Tragbare Fluoreszenzdetektionsvorrichtung nach Anspruch 10, dadurch gekennzeichnet, dass das Probenpoolmodul auch einen Probenbehälter umfasst, wobei der Probenbehälter in einem Reaktionsblock mit konstanter Temperatur installiert ist, wobei der Probenbehälter einen Reaktionsbecher und eine Reaktionsbecherabdeckung umfasst.
Tragbare Fluoreszenzdetektionsvorrichtung nach Anspruch 11, dadurch gekennzeichnet, dass der Reaktionsblock mit konstanter Temperatur mit einer zum Probenbehälter passenden Basis versehen ist, wobei die Öffnung des Reaktionsblocks mit konstanter Temperatur nach oben gerichtet ist, so dass der Probenbehälter von oben nach unten in die Basis des Reaktionsblocks mit konstanter Temperatur eingeführt wird.

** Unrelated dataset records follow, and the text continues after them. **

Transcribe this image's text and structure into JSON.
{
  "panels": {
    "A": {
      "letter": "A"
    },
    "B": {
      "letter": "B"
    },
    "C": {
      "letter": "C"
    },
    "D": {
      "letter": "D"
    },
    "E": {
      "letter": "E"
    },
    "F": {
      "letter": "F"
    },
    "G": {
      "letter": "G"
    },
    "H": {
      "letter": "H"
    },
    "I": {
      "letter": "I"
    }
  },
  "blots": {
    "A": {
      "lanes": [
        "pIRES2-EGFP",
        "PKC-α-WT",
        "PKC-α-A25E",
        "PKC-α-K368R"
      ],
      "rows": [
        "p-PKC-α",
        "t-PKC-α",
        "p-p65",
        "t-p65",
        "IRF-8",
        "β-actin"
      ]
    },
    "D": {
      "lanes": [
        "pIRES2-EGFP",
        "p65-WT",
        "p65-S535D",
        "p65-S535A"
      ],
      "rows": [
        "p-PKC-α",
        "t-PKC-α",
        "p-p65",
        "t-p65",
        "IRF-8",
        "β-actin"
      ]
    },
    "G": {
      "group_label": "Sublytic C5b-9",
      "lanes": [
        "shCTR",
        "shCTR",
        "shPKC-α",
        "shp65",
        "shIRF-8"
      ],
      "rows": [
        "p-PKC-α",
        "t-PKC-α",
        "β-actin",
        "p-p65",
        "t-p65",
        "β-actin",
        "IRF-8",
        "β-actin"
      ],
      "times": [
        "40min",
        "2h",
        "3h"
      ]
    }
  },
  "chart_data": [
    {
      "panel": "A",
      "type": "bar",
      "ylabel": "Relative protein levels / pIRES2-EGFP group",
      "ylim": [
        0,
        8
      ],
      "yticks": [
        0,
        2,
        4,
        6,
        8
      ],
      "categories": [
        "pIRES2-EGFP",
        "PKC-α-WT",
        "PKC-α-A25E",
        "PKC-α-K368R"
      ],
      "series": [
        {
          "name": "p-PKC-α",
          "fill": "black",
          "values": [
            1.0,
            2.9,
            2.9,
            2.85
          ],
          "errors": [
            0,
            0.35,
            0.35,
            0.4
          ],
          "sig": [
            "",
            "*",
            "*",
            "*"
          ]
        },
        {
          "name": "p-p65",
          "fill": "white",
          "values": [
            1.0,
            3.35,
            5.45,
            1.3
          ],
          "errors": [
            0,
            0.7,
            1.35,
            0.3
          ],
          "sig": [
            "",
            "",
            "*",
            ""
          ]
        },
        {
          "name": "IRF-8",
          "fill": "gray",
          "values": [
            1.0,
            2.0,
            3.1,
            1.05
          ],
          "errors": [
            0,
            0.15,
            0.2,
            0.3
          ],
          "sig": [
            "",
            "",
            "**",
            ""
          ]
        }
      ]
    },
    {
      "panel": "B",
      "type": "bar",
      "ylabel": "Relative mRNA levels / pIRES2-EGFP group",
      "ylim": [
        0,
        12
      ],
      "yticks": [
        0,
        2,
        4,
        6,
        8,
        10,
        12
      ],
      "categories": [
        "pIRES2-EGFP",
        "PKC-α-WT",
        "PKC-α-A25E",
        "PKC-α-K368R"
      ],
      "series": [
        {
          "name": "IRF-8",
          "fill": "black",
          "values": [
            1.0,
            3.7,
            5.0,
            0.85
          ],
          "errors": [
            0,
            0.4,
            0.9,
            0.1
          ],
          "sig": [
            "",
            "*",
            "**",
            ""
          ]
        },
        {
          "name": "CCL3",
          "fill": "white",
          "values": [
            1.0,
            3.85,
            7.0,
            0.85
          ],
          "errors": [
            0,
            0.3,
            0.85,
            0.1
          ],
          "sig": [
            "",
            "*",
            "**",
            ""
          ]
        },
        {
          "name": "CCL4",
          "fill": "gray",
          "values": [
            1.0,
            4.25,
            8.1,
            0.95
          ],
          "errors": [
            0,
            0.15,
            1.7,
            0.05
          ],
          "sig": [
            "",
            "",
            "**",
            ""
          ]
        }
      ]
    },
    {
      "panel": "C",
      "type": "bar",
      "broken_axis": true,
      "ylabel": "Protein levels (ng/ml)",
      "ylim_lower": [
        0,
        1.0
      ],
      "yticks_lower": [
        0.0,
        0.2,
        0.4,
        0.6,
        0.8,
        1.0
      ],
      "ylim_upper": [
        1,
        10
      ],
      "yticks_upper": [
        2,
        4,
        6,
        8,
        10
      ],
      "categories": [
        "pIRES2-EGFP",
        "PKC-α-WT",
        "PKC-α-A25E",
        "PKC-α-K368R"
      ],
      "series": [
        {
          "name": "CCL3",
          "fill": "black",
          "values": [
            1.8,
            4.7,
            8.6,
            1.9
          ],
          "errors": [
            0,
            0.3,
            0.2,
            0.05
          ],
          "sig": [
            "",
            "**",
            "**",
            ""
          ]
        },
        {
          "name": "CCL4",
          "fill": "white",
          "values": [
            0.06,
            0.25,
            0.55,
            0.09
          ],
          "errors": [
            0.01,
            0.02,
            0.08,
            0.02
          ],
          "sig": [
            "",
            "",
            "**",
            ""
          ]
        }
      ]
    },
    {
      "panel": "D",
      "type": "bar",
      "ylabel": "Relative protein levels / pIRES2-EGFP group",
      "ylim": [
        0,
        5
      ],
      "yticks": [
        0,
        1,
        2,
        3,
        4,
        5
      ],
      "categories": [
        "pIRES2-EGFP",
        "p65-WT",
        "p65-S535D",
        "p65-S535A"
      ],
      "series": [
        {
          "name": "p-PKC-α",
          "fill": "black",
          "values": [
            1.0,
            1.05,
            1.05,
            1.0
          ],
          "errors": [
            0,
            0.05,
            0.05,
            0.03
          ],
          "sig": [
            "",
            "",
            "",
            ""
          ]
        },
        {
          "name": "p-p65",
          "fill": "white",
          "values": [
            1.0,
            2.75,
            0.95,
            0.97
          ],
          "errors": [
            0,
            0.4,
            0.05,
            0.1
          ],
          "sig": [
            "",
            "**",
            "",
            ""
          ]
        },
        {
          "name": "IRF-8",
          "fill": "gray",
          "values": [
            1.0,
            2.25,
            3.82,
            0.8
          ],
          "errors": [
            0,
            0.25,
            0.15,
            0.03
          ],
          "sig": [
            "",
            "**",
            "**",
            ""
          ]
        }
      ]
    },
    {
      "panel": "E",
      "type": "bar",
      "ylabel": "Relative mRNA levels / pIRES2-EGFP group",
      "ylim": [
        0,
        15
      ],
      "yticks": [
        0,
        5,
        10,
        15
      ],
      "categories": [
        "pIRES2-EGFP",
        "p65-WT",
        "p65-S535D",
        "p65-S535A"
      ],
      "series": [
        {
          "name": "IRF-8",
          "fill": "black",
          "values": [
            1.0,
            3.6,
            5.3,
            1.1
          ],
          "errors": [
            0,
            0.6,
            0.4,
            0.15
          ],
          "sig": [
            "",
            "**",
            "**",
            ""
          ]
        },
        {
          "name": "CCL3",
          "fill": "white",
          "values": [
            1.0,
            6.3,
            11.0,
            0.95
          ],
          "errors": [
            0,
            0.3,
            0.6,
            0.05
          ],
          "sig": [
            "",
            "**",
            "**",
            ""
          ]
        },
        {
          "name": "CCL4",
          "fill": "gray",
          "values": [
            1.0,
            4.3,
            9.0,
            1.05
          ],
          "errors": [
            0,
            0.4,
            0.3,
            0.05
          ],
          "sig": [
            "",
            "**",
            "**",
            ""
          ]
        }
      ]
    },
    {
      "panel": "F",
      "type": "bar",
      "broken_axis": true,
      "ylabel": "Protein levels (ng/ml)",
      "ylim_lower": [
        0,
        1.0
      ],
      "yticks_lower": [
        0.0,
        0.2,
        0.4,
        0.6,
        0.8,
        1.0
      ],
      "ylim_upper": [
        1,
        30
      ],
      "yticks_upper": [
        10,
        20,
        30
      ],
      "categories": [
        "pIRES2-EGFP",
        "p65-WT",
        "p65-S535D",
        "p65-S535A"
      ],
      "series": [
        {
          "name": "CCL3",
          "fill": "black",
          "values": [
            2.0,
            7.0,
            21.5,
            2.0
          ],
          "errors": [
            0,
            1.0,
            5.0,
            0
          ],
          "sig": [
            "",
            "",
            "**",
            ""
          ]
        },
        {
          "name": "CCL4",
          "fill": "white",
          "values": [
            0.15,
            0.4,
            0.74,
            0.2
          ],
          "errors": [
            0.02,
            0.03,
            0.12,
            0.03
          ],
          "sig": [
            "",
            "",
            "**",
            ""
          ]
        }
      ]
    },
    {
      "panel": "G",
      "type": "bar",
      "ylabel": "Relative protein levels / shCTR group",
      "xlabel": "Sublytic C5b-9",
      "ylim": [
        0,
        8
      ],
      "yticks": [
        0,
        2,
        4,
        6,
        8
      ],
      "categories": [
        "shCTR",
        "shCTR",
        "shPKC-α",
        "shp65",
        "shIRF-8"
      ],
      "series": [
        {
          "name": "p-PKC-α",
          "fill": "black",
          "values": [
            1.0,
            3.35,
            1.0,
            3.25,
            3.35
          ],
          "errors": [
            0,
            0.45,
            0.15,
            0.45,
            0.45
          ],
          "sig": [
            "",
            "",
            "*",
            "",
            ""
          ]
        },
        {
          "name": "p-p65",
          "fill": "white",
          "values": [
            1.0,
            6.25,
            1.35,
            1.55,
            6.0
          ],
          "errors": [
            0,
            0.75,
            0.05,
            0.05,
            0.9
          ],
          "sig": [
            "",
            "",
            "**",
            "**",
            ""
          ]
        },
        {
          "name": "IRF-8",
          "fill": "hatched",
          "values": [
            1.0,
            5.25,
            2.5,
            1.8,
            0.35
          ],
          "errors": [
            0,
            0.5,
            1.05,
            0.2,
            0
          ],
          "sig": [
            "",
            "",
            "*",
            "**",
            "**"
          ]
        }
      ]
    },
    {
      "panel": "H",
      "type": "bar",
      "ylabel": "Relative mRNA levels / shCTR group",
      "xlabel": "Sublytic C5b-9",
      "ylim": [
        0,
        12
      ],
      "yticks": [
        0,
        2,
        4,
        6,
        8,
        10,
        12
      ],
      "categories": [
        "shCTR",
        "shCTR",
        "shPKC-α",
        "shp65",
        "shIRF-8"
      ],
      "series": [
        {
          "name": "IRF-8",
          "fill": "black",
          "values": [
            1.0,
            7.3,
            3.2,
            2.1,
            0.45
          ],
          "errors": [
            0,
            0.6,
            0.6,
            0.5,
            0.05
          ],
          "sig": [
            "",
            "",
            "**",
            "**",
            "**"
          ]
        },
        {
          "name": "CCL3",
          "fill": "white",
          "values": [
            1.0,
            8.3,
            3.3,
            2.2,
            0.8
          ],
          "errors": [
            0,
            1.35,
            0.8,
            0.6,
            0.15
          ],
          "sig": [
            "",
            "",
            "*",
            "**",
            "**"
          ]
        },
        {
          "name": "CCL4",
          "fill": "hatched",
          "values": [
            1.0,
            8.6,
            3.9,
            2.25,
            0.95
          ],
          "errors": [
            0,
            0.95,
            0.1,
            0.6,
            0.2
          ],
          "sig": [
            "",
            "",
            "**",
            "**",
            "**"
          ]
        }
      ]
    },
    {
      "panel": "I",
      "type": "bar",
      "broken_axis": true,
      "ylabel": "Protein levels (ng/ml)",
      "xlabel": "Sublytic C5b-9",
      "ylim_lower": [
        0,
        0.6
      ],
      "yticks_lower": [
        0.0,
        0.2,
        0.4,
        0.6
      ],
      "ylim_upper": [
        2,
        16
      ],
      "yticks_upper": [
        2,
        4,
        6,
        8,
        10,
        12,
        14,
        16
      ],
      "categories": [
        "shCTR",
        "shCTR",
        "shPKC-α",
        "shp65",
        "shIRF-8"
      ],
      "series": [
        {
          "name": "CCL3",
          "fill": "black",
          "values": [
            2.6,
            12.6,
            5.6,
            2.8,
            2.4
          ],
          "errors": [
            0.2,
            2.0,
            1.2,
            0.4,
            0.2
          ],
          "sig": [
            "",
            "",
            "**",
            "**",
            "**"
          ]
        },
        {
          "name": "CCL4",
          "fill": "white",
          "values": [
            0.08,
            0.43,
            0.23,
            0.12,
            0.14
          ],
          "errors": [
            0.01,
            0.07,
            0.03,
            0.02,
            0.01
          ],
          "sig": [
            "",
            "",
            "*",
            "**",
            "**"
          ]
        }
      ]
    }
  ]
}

Tragbare Fluoreszenzdetektionsvorrichtung nach einem der Ansprüche 10 bis 12, dadurch gekennzeichnet, dass der Reaktionsblock mit konstanter Temperatur mit einem lichtdurchlässigen Loch zum Durchlaufen eines Lasers oder einer Fluoreszenz versehen ist.
Tragbare Fluoreszenzdetektionsvorrichtung nach Anspruch 10, dadurch gekennzeichnet, dass das Laserlichtquellenmodul und das Detektionsmodul jeweils auf beiden Seiten des Probenpoolmoduls angeordnet sind und in einem Winkel von 90 Grad angeordnet sind.
Tragbare Fluoreszenzdetektionsvorrichtung nach Anspruch 1, dadurch gekennzeichnet, dass der Laser einen Laserkopf und einen Installationsbehälter des Laserkopfs umfasst.
Tragbare Fluoreszenzdetektionsvorrichtung nach Anspruch 10, dadurch gekennzeichnet, dass das Detektionsmodul einen Empfänger zum Empfangen von Fluoreszenz umfasst, wobei der Empfänger einen Installationsblock der Signalübertragungsplatine und eine Signalempfangsplatine umfasst.
Tragbare Fluoreszenzdetektionsvorrichtung nach Anspruch 10, dadurch gekennzeichnet, dass das Laserlichtquellenmodul 1 bis 4 Laser umfasst, wobei das Detektionsmodul 1 bis 4 Empfänger entsprechend umfasst.
Tragbare Fluoreszenzdetektionsvorrichtung nach Anspruch 10, dadurch gekennzeichnet, dass die Fluoreszenzdetektionsvorrichtung auch eine Hauptsteuerplatine und eine Basis umfasst, wobei die Hauptsteuerplatine zum Umwandeln eines optischen Signals in ein elektrisches Signal, zum anschließenden Übertragen an einen Anzeigebildschirm und zum Ausgeben eines digitalen Signals verwendet wird.
Verfahren zum Verbessern der Empfindlichkeit einer Fluoreszenzdetektionsvorrichtung, dadurch gekennzeichnet, dass ein Laser als Anregungslichtquelle in der Fluoreszenzdetektionsvorrichtung verwendet wird, so dass die Empfindlichkeit der Fluoreszenzdetektionsvorrichtung durch Vergrößerung des Wegabstands der vom Laser durchdrungenen Probe erhöht wird, wobei die Probe eine Zielnukleinsäure und eine fluoreszierende Substanz zum Markieren der Menge der Zielnukleinsäure enthält.